Ils croyaient en un avenir meilleur, en des CDI salvateurs et en une régularisation promise. Une douzaine de travailleurs, principalement des Algériens sans papiers, installés dans les Hauts-de-Seine, pensaient avoir trouvé le chemin vers une stabilité administrative et professionnelle. Leur espoir s’est finalement transformé en désillusion, rapporte le journal Libération ce jeudi 22 mai. Ces Algériens ont versé plusieurs milliers d’euros à un homme se présentant comme intermédiaire, en échange d’un CDI censé leur permettre d’obtenir un titre de séjour. À la place, ces Algériens se sont retrouvés sans CDI, sans papiers, et surtout licenciés.
Tout commence au mois de janvier 2025. Des Algériens en situation irrégulière sont approchés par une personne qui leur présente une opportunité rare : obtenir un CDI bien rémunéré, jusqu’à 2.000 euros nets par mois. Cette promesse, faite à des Algériens privés de droits et en quête de régularisation, s’accompagne d’un coût. Chaque Algérien intéressé doit débourser entre 2.000 et 2.500 euros pour que l’intermédiaire active les démarches menant à un CDI. Avec l’espoir de sortir enfin de l’ombre, les Algériens concernés paient.
L’intermédiaire, décrit comme habile et persuasif, les oriente alors vers un poste à l’hypermarché Carrefour de Villeneuve-la-Garenne. Sur place, les Algériens découvrent rapidement que les CDI promis ne sont que des contrats de professionnalisation, payés au SMIC. Aucun CDI signé. Les conditions de travail sont difficiles, et les Algériens concernés acceptent malgré tout, s’accrochant au moindre espoir d’un vrai CDI, d’un futur possible.
Chaque jour, ces Algériens travaillent à l’aube, chargés des tâches les plus physiques. De 5 heures à 11 heures du matin, ils soulèvent des bouteilles d’alcool, déplacent des packs d’eau, sans broncher. Les CDI, eux, se font toujours attendre. Pourtant, l’homme qui les a mis en lien avec le magasin ne disparaît pas. Il poursuit son chantage. Certains, comme Lakhdar, témoignent avoir versé encore plus, jusqu’à 3.700 euros, avec la promesse insistante qu’un CDI régularisateur leur sera bientôt accordé. Pour ces Algériens, chaque euro donné est une prière silencieuse pour la reconnaissance.

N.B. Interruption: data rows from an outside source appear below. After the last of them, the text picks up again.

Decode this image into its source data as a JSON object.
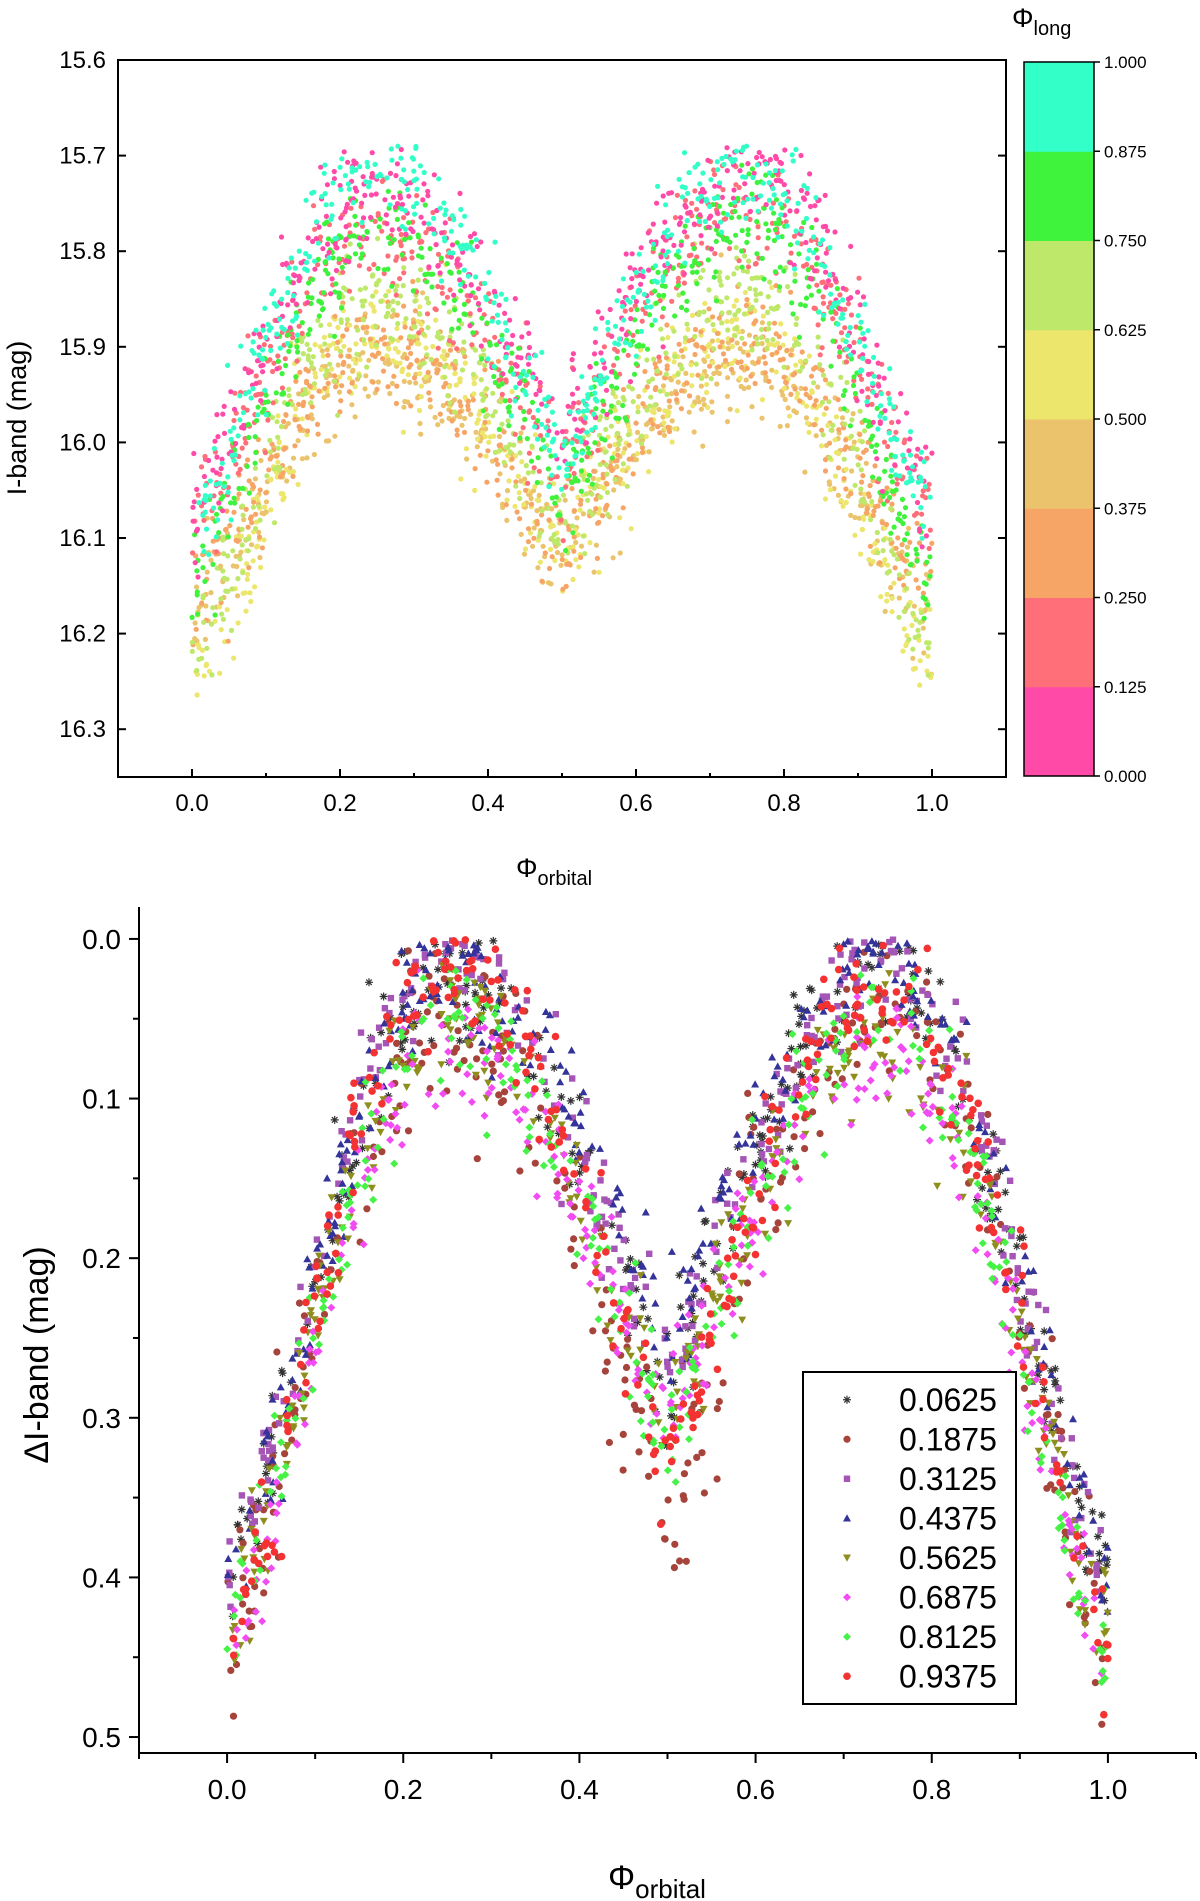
{
  "colors": {
    "colorbar": [
      "#ff4aa8",
      "#ff6f7a",
      "#f7a566",
      "#ebc36c",
      "#ece66c",
      "#bde86a",
      "#3ff23c",
      "#33ffc8"
    ],
    "series": [
      "#333333",
      "#a6443c",
      "#a555b5",
      "#33339a",
      "#8e8e1e",
      "#f24bf2",
      "#45f245",
      "#f43232"
    ]
  },
  "chart_data": [
    {
      "type": "scatter",
      "title": "",
      "xlabel": "Φorbital",
      "xlabel_main": "Φ",
      "xlabel_sub": "orbital",
      "ylabel": "I-band (mag)",
      "xlim": [
        -0.1,
        1.1
      ],
      "ylim": [
        16.35,
        15.6
      ],
      "y_inverted": true,
      "xticks": [
        "0.0",
        "0.2",
        "0.4",
        "0.6",
        "0.8",
        "1.0"
      ],
      "yticks": [
        "15.6",
        "15.7",
        "15.8",
        "15.9",
        "16.0",
        "16.1",
        "16.2",
        "16.3"
      ],
      "colorbar": {
        "label": "Φlong",
        "label_main": "Φ",
        "label_sub": "long",
        "ticks": [
          "0.000",
          "0.125",
          "0.250",
          "0.375",
          "0.500",
          "0.625",
          "0.750",
          "0.875",
          "1.000"
        ]
      },
      "curve_model": "dense phase-folded light curve, ~4000 points colored by long-period phase",
      "series": [
        {
          "color_bin": "0.000-0.125",
          "base_maxima": [
            15.74,
            15.72
          ],
          "base_minima": [
            16.06,
            15.99
          ],
          "scatter": 0.03
        },
        {
          "color_bin": "0.125-0.250",
          "base_maxima": [
            15.79,
            15.75
          ],
          "base_minima": [
            16.08,
            16.03
          ],
          "scatter": 0.03
        },
        {
          "color_bin": "0.250-0.375",
          "base_maxima": [
            15.9,
            15.89
          ],
          "base_minima": [
            16.16,
            16.11
          ],
          "scatter": 0.03
        },
        {
          "color_bin": "0.375-0.500",
          "base_maxima": [
            15.92,
            15.92
          ],
          "base_minima": [
            16.18,
            16.11
          ],
          "scatter": 0.03
        },
        {
          "color_bin": "0.500-0.625",
          "base_maxima": [
            15.89,
            15.89
          ],
          "base_minima": [
            16.24,
            16.11
          ],
          "scatter": 0.03
        },
        {
          "color_bin": "0.625-0.750",
          "base_maxima": [
            15.85,
            15.85
          ],
          "base_minima": [
            16.21,
            16.09
          ],
          "scatter": 0.03
        },
        {
          "color_bin": "0.750-0.875",
          "base_maxima": [
            15.78,
            15.77
          ],
          "base_minima": [
            16.14,
            16.06
          ],
          "scatter": 0.03
        },
        {
          "color_bin": "0.875-1.000",
          "base_maxima": [
            15.72,
            15.72
          ],
          "base_minima": [
            16.08,
            16.02
          ],
          "scatter": 0.03
        }
      ]
    },
    {
      "type": "scatter",
      "title": "",
      "xlabel": "Φorbital",
      "xlabel_main": "Φ",
      "xlabel_sub": "orbital",
      "ylabel": "ΔI-band (mag)",
      "xlim": [
        -0.1,
        1.1
      ],
      "ylim": [
        0.51,
        -0.02
      ],
      "y_inverted": true,
      "xticks": [
        "0.0",
        "0.2",
        "0.4",
        "0.6",
        "0.8",
        "1.0"
      ],
      "yticks": [
        "0.0",
        "0.1",
        "0.2",
        "0.3",
        "0.4",
        "0.5"
      ],
      "legend_placement": "bottom-right",
      "series": [
        {
          "name": "0.0625",
          "marker": "star",
          "maxima": [
            0.02,
            0.02
          ],
          "minima": [
            0.4,
            0.28
          ],
          "scatter": 0.02
        },
        {
          "name": "0.1875",
          "marker": "circle",
          "maxima": [
            0.05,
            0.04
          ],
          "minima": [
            0.43,
            0.36
          ],
          "scatter": 0.03
        },
        {
          "name": "0.3125",
          "marker": "square",
          "maxima": [
            0.01,
            0.02
          ],
          "minima": [
            0.4,
            0.27
          ],
          "scatter": 0.02
        },
        {
          "name": "0.4375",
          "marker": "triangle-up",
          "maxima": [
            0.02,
            0.01
          ],
          "minima": [
            0.4,
            0.25
          ],
          "scatter": 0.02
        },
        {
          "name": "0.5625",
          "marker": "triangle-down",
          "maxima": [
            0.05,
            0.06
          ],
          "minima": [
            0.43,
            0.3
          ],
          "scatter": 0.02
        },
        {
          "name": "0.6875",
          "marker": "diamond",
          "maxima": [
            0.07,
            0.07
          ],
          "minima": [
            0.45,
            0.3
          ],
          "scatter": 0.02
        },
        {
          "name": "0.8125",
          "marker": "diamond",
          "maxima": [
            0.05,
            0.05
          ],
          "minima": [
            0.45,
            0.32
          ],
          "scatter": 0.02
        },
        {
          "name": "0.9375",
          "marker": "hexagon",
          "maxima": [
            0.02,
            0.03
          ],
          "minima": [
            0.44,
            0.33
          ],
          "scatter": 0.02
        }
      ]
    }
  ]
}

Face à la répétition des promesses non tenues, ces Algériens décident de briser le silence. Ils dénoncent leur situation à la direction nationale des ressources humaines de Carrefour. À peine trois jours après ce signalement, Carrefour prend une décision radicale : les Algériens lanceurs d’alerte sont tous licenciés. La CGT, informée de la situation, s’indigne de ce qu’elle considère comme une réponse injuste à une démarche légitime. Les Algériens en question n’ont fait que demander ce qui leur avait été promis : un CDI, une chance de vivre dignement.
Privés de leur emploi, ces Algériens gardent néanmoins leur uniforme. Ils reviennent devant l’enseigne, non plus comme employés, mais comme protestataires. Avec des banderoles à la main, ils réclament leur droit à un CDI, à une régularisation, à la justice. Sept d’entre eux engagent une procédure judiciaire contre leur ex-employeur, convaincus qu’ils ont été dupés et instrumentalisés. Pour ces Algériens, le CDI n’est plus un simple contrat, mais le symbole d’un combat pour l’égalité de traitement.
Carrefour, de son côté, affirme que ces licenciements étaient inévitables, étant donné l’irrégularité administrative des Algériens concernés. Toutefois, l’entreprise indique avoir versé à chacun une indemnité correspondant à trois mois de salaire. Elle précise également que si la situation de ces Algériens se régularise, un CDI leur sera proposé, comme initialement espéré.
L’affaire, mise au jour par Libération, éclaire une réalité amère. Dans l’attente d’un CDI, des Algériens ont versé tout ce qu’ils possédaient, croyant à une régularisation par le travail. Ils se sont retrouvés piégés, manipulés, puis écartés. Aujourd’hui, ces Algériens continuent de réclamer ce qui leur revient : un CDI honnête, une existence légale, et surtout, la fin d’un système où espoir et exploitation vont de pair.